Doppelabend des Hessischen Staatsballetts
 | © Staatstheater Darmstadt/ Rita Winder

Mit den Choreografien „Boléro / Force Majeure“ von Eyal Dadon und David Raymond & Tiffany Tregarthen ist ein beeindruckender Doppelabend des Hessischen Staatsballetts im Staatstheater Darmstadt zu erleben. Ravels „Boléro“, schon als Ballettmusik entstanden, wurde in zwei Versionen gespielt und getanzt. Walter H. Krämer wurde beglückt.

Choreografien von Eyal Dadon und David Raymond & Tiffany Tregarthen

In Darmstadt nimmt sich der israelische Choreograf Eyal Dadon, der für seine unkonventionelle Interpretation klassischer Stoffe bekannt ist, Maurice Ravels „Boléro“ an.
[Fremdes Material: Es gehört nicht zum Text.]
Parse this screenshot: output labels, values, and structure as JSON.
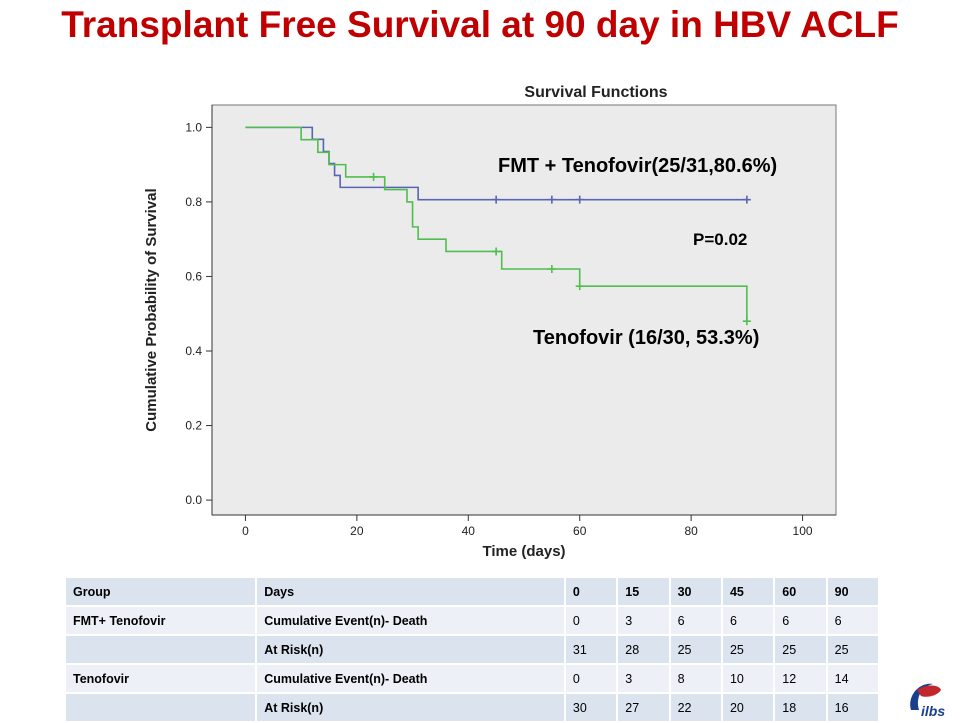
{
  "slide": {
    "title": "Transplant Free Survival at 90 day in HBV ACLF",
    "logo_text": "ilbs"
  },
  "colors": {
    "title": "#c00000",
    "plot_bg": "#ebebeb",
    "fmt_series": "#5865b2",
    "tenofovir_series": "#4fbe4f",
    "table_band_dark": "#dbe3ef",
    "table_band_light": "#edf1f7"
  },
  "chart_data": {
    "type": "line",
    "subtype": "kaplan-meier step",
    "title": "Survival Functions",
    "xlabel": "Time (days)",
    "ylabel": "Cumulative Probability of  Survival",
    "xlim": [
      -6,
      106
    ],
    "ylim": [
      -0.04,
      1.06
    ],
    "xticks": [
      "0",
      "20",
      "40",
      "60",
      "80",
      "100"
    ],
    "xtick_values": [
      0,
      20,
      40,
      60,
      80,
      100
    ],
    "yticks": [
      "0.0",
      "0.2",
      "0.4",
      "0.6",
      "0.8",
      "1.0"
    ],
    "ytick_values": [
      0,
      0.2,
      0.4,
      0.6,
      0.8,
      1.0
    ],
    "grid": false,
    "series": [
      {
        "name": "FMT + Tenofovir(25/31,80.6%)",
        "color": "#5865b2",
        "steps": [
          [
            0,
            1.0
          ],
          [
            12,
            0.968
          ],
          [
            14,
            0.935
          ],
          [
            15,
            0.903
          ],
          [
            16,
            0.871
          ],
          [
            17,
            0.839
          ],
          [
            31,
            0.806
          ],
          [
            90,
            0.806
          ]
        ],
        "censored": [
          [
            45,
            0.806
          ],
          [
            55,
            0.806
          ],
          [
            60,
            0.806
          ],
          [
            90,
            0.806
          ]
        ]
      },
      {
        "name": "Tenofovir (16/30, 53.3%)",
        "color": "#4fbe4f",
        "steps": [
          [
            0,
            1.0
          ],
          [
            10,
            0.967
          ],
          [
            13,
            0.933
          ],
          [
            15,
            0.9
          ],
          [
            18,
            0.867
          ],
          [
            25,
            0.833
          ],
          [
            29,
            0.8
          ],
          [
            30,
            0.733
          ],
          [
            31,
            0.7
          ],
          [
            36,
            0.667
          ],
          [
            46,
            0.62
          ],
          [
            60,
            0.574
          ],
          [
            90,
            0.48
          ]
        ],
        "censored": [
          [
            23,
            0.867
          ],
          [
            45,
            0.667
          ],
          [
            55,
            0.62
          ],
          [
            60,
            0.574
          ],
          [
            90,
            0.48
          ]
        ]
      }
    ],
    "annotations": [
      "P=0.02"
    ]
  },
  "table": {
    "header": [
      "Group",
      "Days",
      "0",
      "15",
      "30",
      "45",
      "60",
      "90"
    ],
    "rows": [
      [
        "FMT+ Tenofovir",
        "Cumulative Event(n)- Death",
        "0",
        "3",
        "6",
        "6",
        "6",
        "6"
      ],
      [
        "",
        "At Risk(n)",
        "31",
        "28",
        "25",
        "25",
        "25",
        "25"
      ],
      [
        "Tenofovir",
        "Cumulative Event(n)- Death",
        "0",
        "3",
        "8",
        "10",
        "12",
        "14"
      ],
      [
        "",
        "At Risk(n)",
        "30",
        "27",
        "22",
        "20",
        "18",
        "16"
      ]
    ]
  }
}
Obwohl das Werk zu einem unverzichtbaren Bestandteil der Konzertprogramme avanciert ist, wurde es ursprünglich als Ballett für die Tänzerin Ida Rubinstein komponiert und wird daher auch immer wieder neu choreografiert. So auch jetzt für das Hessische Staatsballett.
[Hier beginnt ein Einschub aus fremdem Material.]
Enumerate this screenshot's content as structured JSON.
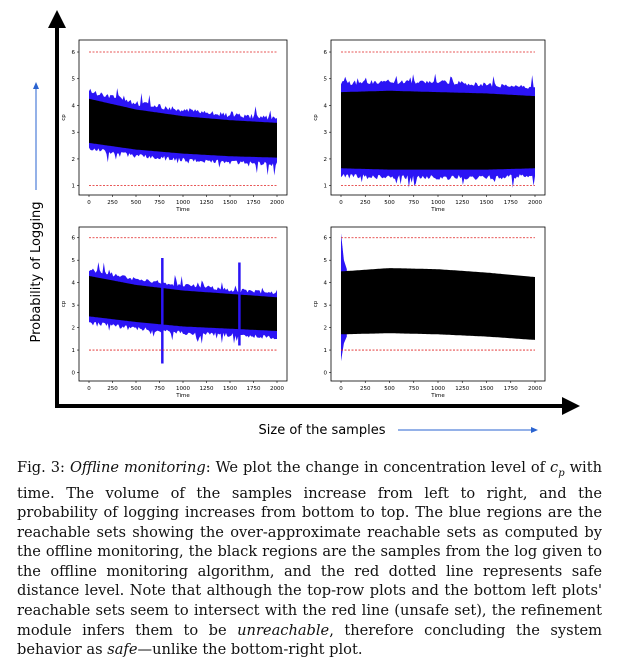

Ergänzt wird der Abend durch die Neukreation „Force Majeure“ von David Raymond und Tiffany Tregarthen. Für das kanadische Duo, das mit seiner Compagnie „Out Innerspace Dance Theatre“ internationale Anerkennung erlangt, ist es die erste Auftragsarbeit im deutschsprachigen Raum.

„Force Majeure“ bedeutet „höhere Gewalt“ und ist insbesondere in der Versicherungsbranche ein bekannter Begriff für den Ausschluss von Versicherungsleistungen bei Erdbeben, Vulkanausbrüchen, Flutkatastrophen und ähnlichen „unvorhergesehenen“ Ereignissen.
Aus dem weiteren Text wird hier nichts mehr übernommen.